7 novembre 2012 – È l’Italia popolare che sostiene la democrazia fiscale del 5 per mille al terzo settore. La vera anima del Paese, dunque, quella che ambisce e si impegna per una sorta di wiki-governance delle risorse fiscali, ancora una volta è quella lontana dalle élite, dalle ricche corporazioni, dalle caste di comando. È quanto emerge dalla prima analisi del contribuente del 5 per mille, contenuta in una più ampia ricerca sul fenomeno, intitolata “Il 5X1000 come strumento di partecipazione nel nuovo modello di welfare” e curata dall’Istituto per lo sviluppo della formazione professionale dei lavoratori (Isfol), ente nazionale di ricerca, sottoposto alla vigilanza del ministero del Lavoro e delle Politiche Sociali. Il lavoro, presentato lo scorso 31 ottobre a Roma, ricostruisce l’ampio quadro normativo alla base del 5 per mille, individua i soggetti titolati, nonché tenta il confronto internazionale. Soprattutto, affronta uno spaccato storico, statistico e sociale di un istituto giuridico che ha battuto le aspettative iniziali (la prima applicazione è del 2007), sia in termini di risorse sia nella dimostrazione di voglia di wiki-gestione della cosa pubblica. Tuttavia, un istituto che, spiega la ricerca, è rimasto ancorato alla fase sperimentale, in attesa delle auspicabili integrazioni legislative e istituzionali.

Il risultato più significativo dell’analisi, in ogni caso, riguarda il profilo del contribuente: «Coloro che devolvono il 5X1000 a favore di enti del Terzo Settore – si legge nella sintsi sul sito Isfol – sono principalmente due gruppi: i “pensionati urbani a reddito mediobasso” e gli “occupati di classe media residenti in provincia”. Sono quindi coloro che appartengono alla fascia mediana della popolazione, non le élites, ma l’Italia popolare».
L’IDENTIKIT

Entrando nel dettaglio, «l’identikit del donatore – si legge nelle conclusioni – secondo i dati raccolti dalle interviste, sembra essere il seguente: i contribuenti che decidono di destinare il 5X1000 dell’Irpef ad organizzazioni sociali sono per lo più individui in età matura con famiglia e in molti casi con figli, dotati di un titolo di studio medio-alto (68,1%), lavorano alle dipendenze (32,3%) o sono in pensione (32,1%), con un reddito non superiore ai 30mila euro annui (69%), risiedono per lo più in piccoli centri (77,2%). Sotto il profilo valoriale, hanno un legame forte con la tradizione cattolica o comunque sono credenti (85,7%). Nulla invece si può dire sulla provenienza geografica: per una volta l’Italia sembra unita nello spirito filantropico, anche in periodi di congiuntura economica sfavorevole».

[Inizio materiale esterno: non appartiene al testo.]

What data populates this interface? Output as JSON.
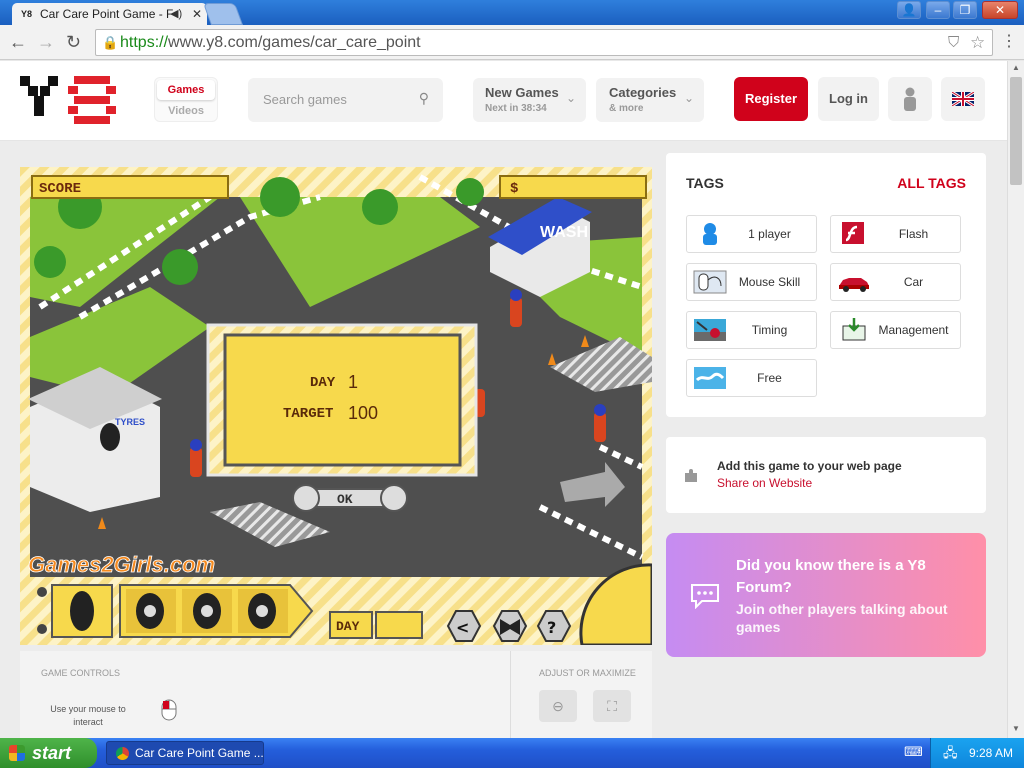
{
  "browser": {
    "tab_title": "Car Care Point Game - F",
    "url_scheme": "https://",
    "url_rest": "www.y8.com/games/car_care_point",
    "favicon": "y8-icon"
  },
  "header": {
    "logo": "Y8",
    "nav_games": "Games",
    "nav_videos": "Videos",
    "search_placeholder": "Search games",
    "new_games_label": "New Games",
    "new_games_sub": "Next in 38:34",
    "categories_label": "Categories",
    "categories_sub": "& more",
    "register_label": "Register",
    "login_label": "Log in"
  },
  "game": {
    "score_label": "SCORE",
    "money_label": "$",
    "wash_label": "WASH",
    "tyres_label": "TYRES",
    "day_label": "DAY",
    "day_value": "1",
    "target_label": "TARGET",
    "target_value": "100",
    "ok_label": "OK",
    "brand": "Games2Girls.com",
    "bottom_day_label": "DAY",
    "help_label": "?"
  },
  "controls": {
    "game_controls_label": "GAME CONTROLS",
    "mouse_hint": "Use your mouse to interact",
    "adjust_label": "ADJUST OR MAXIMIZE"
  },
  "tags": {
    "title": "TAGS",
    "all_tags": "ALL TAGS",
    "items": [
      {
        "label": "1 player",
        "icon": "player-icon"
      },
      {
        "label": "Flash",
        "icon": "flash-icon"
      },
      {
        "label": "Mouse Skill",
        "icon": "mouse-skill-icon"
      },
      {
        "label": "Car",
        "icon": "car-icon"
      },
      {
        "label": "Timing",
        "icon": "timing-icon"
      },
      {
        "label": "Management",
        "icon": "management-icon"
      },
      {
        "label": "Free",
        "icon": "free-icon"
      }
    ]
  },
  "embed": {
    "title": "Add this game to your web page",
    "link": "Share on Website"
  },
  "forum": {
    "title": "Did you know there is a Y8 Forum?",
    "text": "Join other players talking about games"
  },
  "taskbar": {
    "start": "start",
    "task": "Car Care Point Game ...",
    "time": "9:28 AM"
  },
  "colors": {
    "accent_red": "#d0021b",
    "link_red": "#c8102e",
    "forum_start": "#c58cf2",
    "forum_end": "#ff8fa8",
    "game_yellow": "#f7d94c"
  }
}
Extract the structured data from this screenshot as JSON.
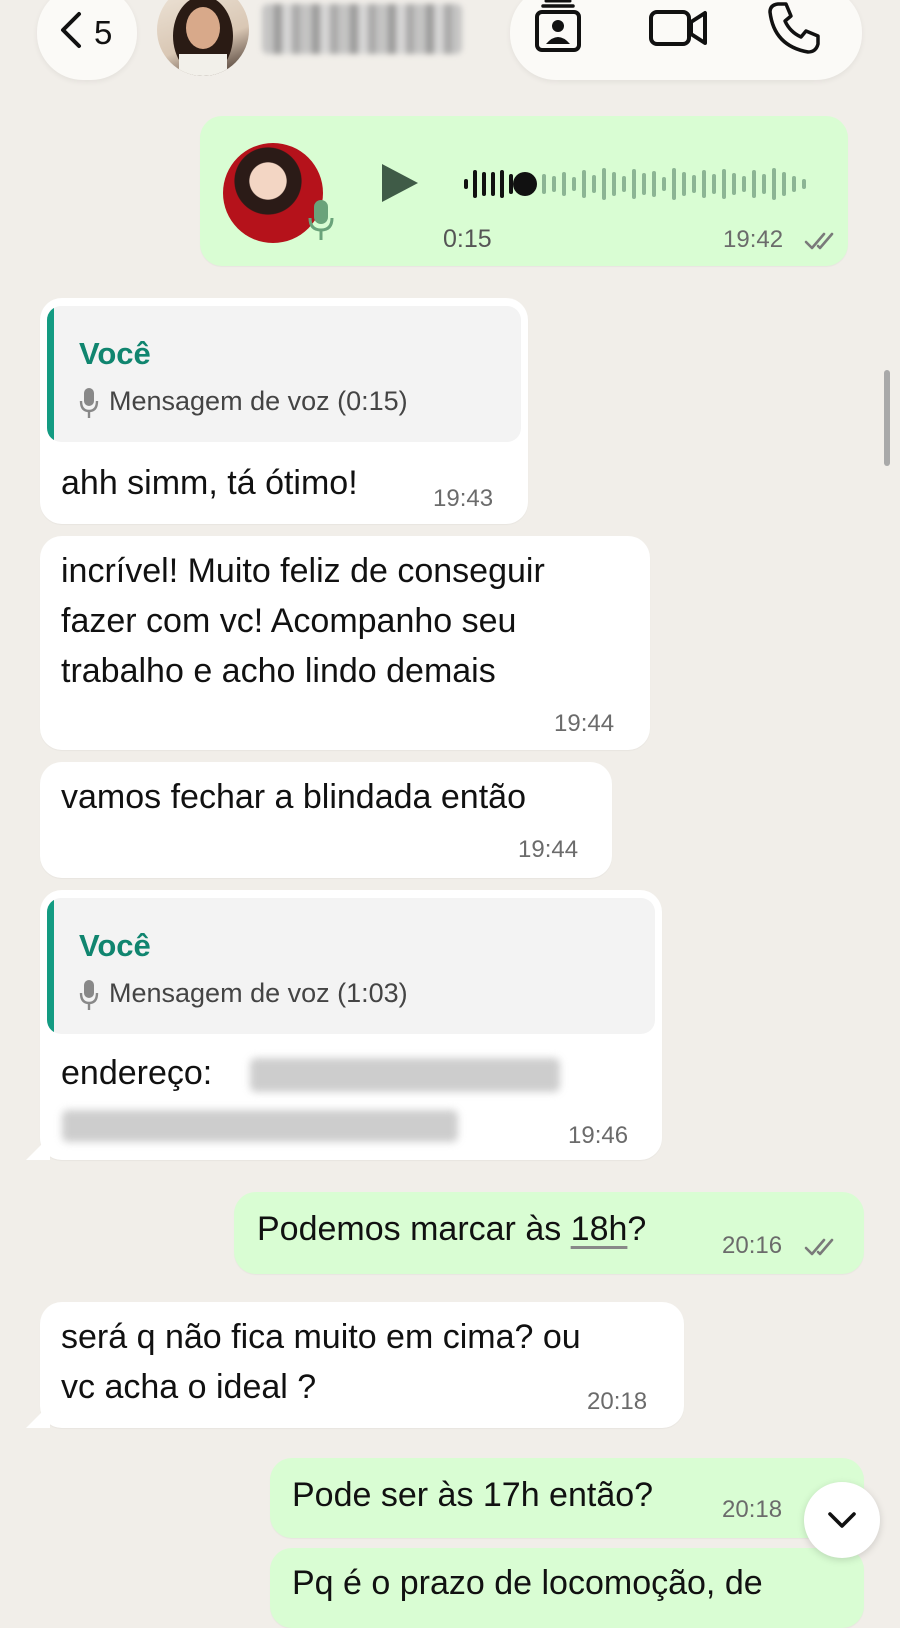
{
  "header": {
    "back_count": "5",
    "contact_name_blurred": true,
    "actions": [
      "contact-card-icon",
      "video-call-icon",
      "phone-call-icon"
    ]
  },
  "colors": {
    "background": "#f1eee9",
    "incoming_bubble": "#ffffff",
    "outgoing_bubble": "#d9fdd3",
    "quote_accent": "#139b82"
  },
  "messages": [
    {
      "direction": "out",
      "type": "voice",
      "duration": "0:15",
      "time": "19:42",
      "status": "read"
    },
    {
      "direction": "in",
      "type": "reply",
      "quote_sender": "Você",
      "quote_body": "Mensagem de voz (0:15)",
      "text": "ahh simm, tá ótimo!",
      "time": "19:43"
    },
    {
      "direction": "in",
      "type": "text",
      "lines": [
        "incrível! Muito feliz de conseguir",
        "fazer com vc! Acompanho seu",
        "trabalho e acho lindo demais"
      ],
      "time": "19:44"
    },
    {
      "direction": "in",
      "type": "text",
      "text": "vamos fechar a blindada então",
      "time": "19:44"
    },
    {
      "direction": "in",
      "type": "reply",
      "quote_sender": "Você",
      "quote_body": "Mensagem de voz (1:03)",
      "text": "endereço:",
      "text_redacted": true,
      "time": "19:46"
    },
    {
      "direction": "out",
      "type": "text",
      "text_before": "Podemos marcar às ",
      "text_link": "18h",
      "text_after": "?",
      "time": "20:16",
      "status": "read"
    },
    {
      "direction": "in",
      "type": "text",
      "lines": [
        "será q não fica muito em cima? ou",
        "vc acha o ideal ?"
      ],
      "time": "20:18"
    },
    {
      "direction": "out",
      "type": "text",
      "text": "Pode ser às 17h então?",
      "time": "20:18"
    },
    {
      "direction": "out",
      "type": "text",
      "text": "Pq é o prazo de locomoção, de"
    }
  ]
}
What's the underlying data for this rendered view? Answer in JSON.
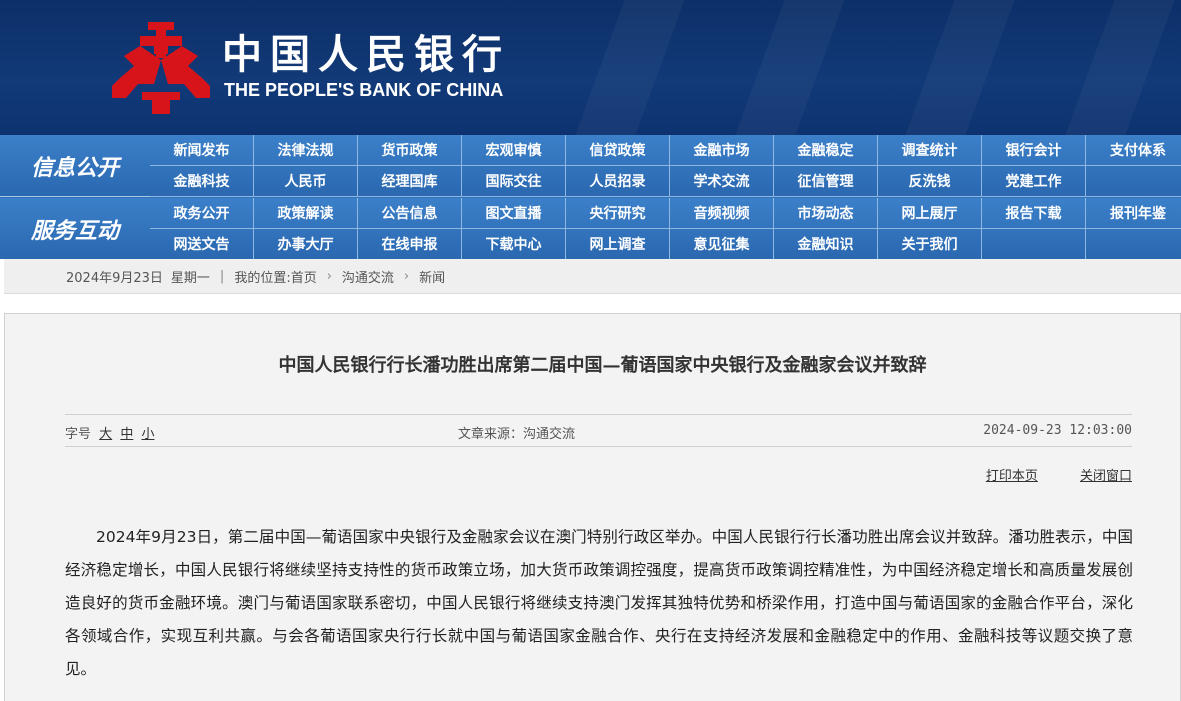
{
  "header": {
    "title_cn": "中国人民银行",
    "title_en": "THE PEOPLE'S BANK OF CHINA",
    "logo_color": "#d7141a",
    "bg_color": "#123a78"
  },
  "nav": {
    "info": {
      "label": "信息公开",
      "items": [
        "新闻发布",
        "法律法规",
        "货币政策",
        "宏观审慎",
        "信贷政策",
        "金融市场",
        "金融稳定",
        "调查统计",
        "银行会计",
        "支付体系",
        "金融科技",
        "人民币",
        "经理国库",
        "国际交往",
        "人员招录",
        "学术交流",
        "征信管理",
        "反洗钱",
        "党建工作",
        ""
      ]
    },
    "service": {
      "label": "服务互动",
      "items": [
        "政务公开",
        "政策解读",
        "公告信息",
        "图文直播",
        "央行研究",
        "音频视频",
        "市场动态",
        "网上展厅",
        "报告下载",
        "报刊年鉴",
        "网送文告",
        "办事大厅",
        "在线申报",
        "下载中心",
        "网上调查",
        "意见征集",
        "金融知识",
        "关于我们",
        "",
        ""
      ]
    }
  },
  "breadcrumb": {
    "date": "2024年9月23日",
    "weekday": "星期一",
    "location_label": "我的位置:首页",
    "level1": "沟通交流",
    "level2": "新闻"
  },
  "article": {
    "title": "中国人民银行行长潘功胜出席第二届中国—葡语国家中央银行及金融家会议并致辞",
    "font_size_label": "字号",
    "font_large": "大",
    "font_medium": "中",
    "font_small": "小",
    "source": "文章来源：沟通交流",
    "datetime": "2024-09-23 12:03:00",
    "print_label": "打印本页",
    "close_label": "关闭窗口",
    "body": "2024年9月23日，第二届中国—葡语国家中央银行及金融家会议在澳门特别行政区举办。中国人民银行行长潘功胜出席会议并致辞。潘功胜表示，中国经济稳定增长，中国人民银行将继续坚持支持性的货币政策立场，加大货币政策调控强度，提高货币政策调控精准性，为中国经济稳定增长和高质量发展创造良好的货币金融环境。澳门与葡语国家联系密切，中国人民银行将继续支持澳门发挥其独特优势和桥梁作用，打造中国与葡语国家的金融合作平台，深化各领域合作，实现互利共赢。与会各葡语国家央行行长就中国与葡语国家金融合作、央行在支持经济发展和金融稳定中的作用、金融科技等议题交换了意见。"
  }
}
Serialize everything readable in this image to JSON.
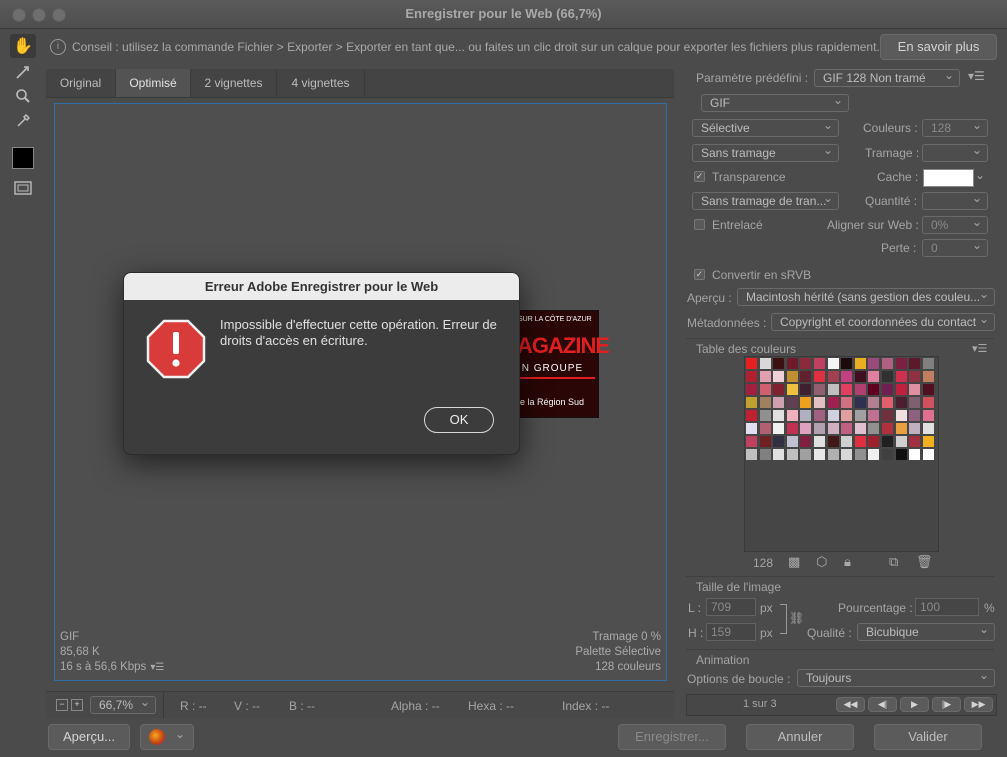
{
  "window": {
    "title": "Enregistrer pour le Web (66,7%)"
  },
  "tip": {
    "text": "Conseil : utilisez la commande Fichier > Exporter > Exporter en tant que... ou faites un clic droit sur un calque pour exporter les fichiers plus rapidement.",
    "learn_more": "En savoir plus"
  },
  "tabs": [
    "Original",
    "Optimisé",
    "2 vignettes",
    "4 vignettes"
  ],
  "preview_info": {
    "format": "GIF",
    "size": "85,68 K",
    "time": "16 s à 56,6 Kbps",
    "dither": "Tramage 0 %",
    "palette": "Palette Sélective",
    "colors": "128 couleurs"
  },
  "statusbar": {
    "zoom": "66,7%",
    "r": "R : --",
    "v": "V : --",
    "b": "B : --",
    "alpha": "Alpha : --",
    "hexa": "Hexa : --",
    "index": "Index : --"
  },
  "bottom": {
    "preview_btn": "Aperçu...",
    "save_btn": "Enregistrer...",
    "cancel_btn": "Annuler",
    "ok_btn": "Valider"
  },
  "settings": {
    "preset_label": "Paramètre prédéfini :",
    "preset_value": "GIF 128 Non tramé",
    "format": "GIF",
    "reduction": "Sélective",
    "colors_label": "Couleurs :",
    "colors_value": "128",
    "dither_algo": "Sans tramage",
    "dither_label": "Tramage :",
    "transparency": "Transparence",
    "matte_label": "Cache :",
    "transp_dither": "Sans tramage de tran...",
    "amount_label": "Quantité :",
    "interlaced": "Entrelacé",
    "websnap_label": "Aligner sur Web :",
    "websnap_value": "0%",
    "lossy_label": "Perte :",
    "lossy_value": "0",
    "srgb": "Convertir en sRVB",
    "preview_label": "Aperçu :",
    "preview_value": "Macintosh hérité (sans gestion des couleu...",
    "metadata_label": "Métadonnées :",
    "metadata_value": "Copyright et coordonnées du contact"
  },
  "color_table": {
    "title": "Table des couleurs",
    "count": "128"
  },
  "image_size": {
    "title": "Taille de l'image",
    "w_label": "L :",
    "w_value": "709",
    "w_unit": "px",
    "h_label": "H :",
    "h_value": "159",
    "h_unit": "px",
    "percent_label": "Pourcentage :",
    "percent_value": "100",
    "percent_unit": "%",
    "quality_label": "Qualité :",
    "quality_value": "Bicubique"
  },
  "animation": {
    "title": "Animation",
    "loop_label": "Options de boucle :",
    "loop_value": "Toujours",
    "frame": "1 sur 3"
  },
  "dialog": {
    "title": "Erreur Adobe Enregistrer pour le Web",
    "message": "Impossible d'effectuer cette opération. Erreur de droits d'accès en écriture.",
    "ok": "OK"
  },
  "image_text": {
    "top": "SUR LA CÔTE D'AZUR",
    "main": "AGAZINE",
    "sub": "IN GROUPE",
    "bottom": "le la Région Sud"
  },
  "colors": {
    "accent_blue": "#2f6ea8",
    "error_red": "#d93a3a"
  }
}
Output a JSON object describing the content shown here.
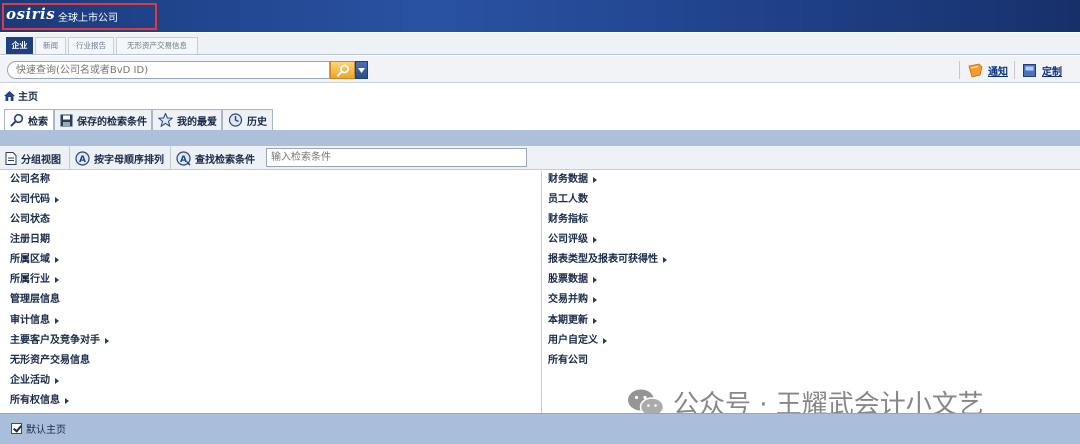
{
  "header": {
    "logo": "osiris",
    "subtitle": "全球上市公司"
  },
  "top_tabs": [
    {
      "label": "企业",
      "active": true
    },
    {
      "label": "新闻",
      "active": false
    },
    {
      "label": "行业报告",
      "active": false
    },
    {
      "label": "无形资产交易信息",
      "active": false
    }
  ],
  "search": {
    "placeholder": "快速查询(公司名或者BvD ID)"
  },
  "toolbar": {
    "notify": "通知",
    "customize": "定制"
  },
  "breadcrumb": {
    "home": "主页"
  },
  "main_tabs": [
    {
      "label": "检索",
      "icon": "search-icon",
      "active": true
    },
    {
      "label": "保存的检索条件",
      "icon": "save-icon",
      "active": false
    },
    {
      "label": "我的最爱",
      "icon": "star-icon",
      "active": false
    },
    {
      "label": "历史",
      "icon": "history-icon",
      "active": false
    }
  ],
  "tools": {
    "group_view": "分组视图",
    "alpha_sort": "按字母顺序排列",
    "find_criteria": "查找检索条件",
    "filter_placeholder": "输入检索条件"
  },
  "left_items": [
    {
      "label": "公司名称",
      "arrow": false
    },
    {
      "label": "公司代码",
      "arrow": true
    },
    {
      "label": "公司状态",
      "arrow": false
    },
    {
      "label": "注册日期",
      "arrow": false
    },
    {
      "label": "所属区域",
      "arrow": true
    },
    {
      "label": "所属行业",
      "arrow": true
    },
    {
      "label": "管理层信息",
      "arrow": false
    },
    {
      "label": "审计信息",
      "arrow": true
    },
    {
      "label": "主要客户及竞争对手",
      "arrow": true
    },
    {
      "label": "无形资产交易信息",
      "arrow": false
    },
    {
      "label": "企业活动",
      "arrow": true
    },
    {
      "label": "所有权信息",
      "arrow": true
    }
  ],
  "right_items": [
    {
      "label": "财务数据",
      "arrow": true
    },
    {
      "label": "员工人数",
      "arrow": false
    },
    {
      "label": "财务指标",
      "arrow": false
    },
    {
      "label": "公司评级",
      "arrow": true
    },
    {
      "label": "报表类型及报表可获得性",
      "arrow": true
    },
    {
      "label": "股票数据",
      "arrow": true
    },
    {
      "label": "交易并购",
      "arrow": true
    },
    {
      "label": "本期更新",
      "arrow": true
    },
    {
      "label": "用户自定义",
      "arrow": true
    },
    {
      "label": "所有公司",
      "arrow": false
    }
  ],
  "watermark": "公众号 · 王耀武会计小文艺",
  "footer": {
    "default_home": "默认主页"
  }
}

Dal punto di vista dell’impegno e del civismo, sono state rivolte alcune domande per capire se si tratti di donatori “una tantum” o a donatori abituali: «Il 72% degli individui contattati ha dichiarato di aver fatto una donazione in denaro a scopo benefico nei dodici mesi precedenti l’intervista; più di un intervistato su cinque afferma di essere attualmente coinvolto in un’attività non retribuita all’interno di un’organizzazione di volontariato, quasi il 70% è iscritto a un’organizzazione non profit, l’88,2% aveva donato il 5×1000 anche l’anno precedente. Il donatore-tipo quindi è ben inserito nel circuito che finanzia ed è da considerare una persona (spesso donna) con un’alta propensione al civismo e al dono».
QUANTO E A CHI

Gli ultimi dati disponibili, spiega la ricerca, si riferiscono all’edizione 2009 e confermano l’affezione dei contribuenti italiani per il nuovo meccanismo: la somma complessivamente devoluta con le dichiarazioni dei redditi di quell’anno ammonta, infatti, a 420 milioni di euro. Continuano a crescere, dunque, le somme da erogare, e anche il numero dei contribuenti che hanno esercitato la facoltà di indicare un ente al quale devolvere parte dell’imposta dovuta è rimasto saldamente ancorato oltre la vetta dei 15 milioni. Dai dati emerge, inoltre, che la categoria che trae maggior beneficio dal 5 per mille continua ad essere quella delle Onlus e del volontariato, che riceve per il 2009 il consistente ammontare di 267,7 milioni di euro, seguita dagli enti della ricerca scientifica e dell’università (63,6 milioni) e dagli enti della ricerca sanitaria (61,3 milioni). Con un notevole distacco seguono poi i Comuni, ai quali vengono assegnati 13,2 milioni, e le associazioni sportive dilettantistiche, con circa 6,1 milioni.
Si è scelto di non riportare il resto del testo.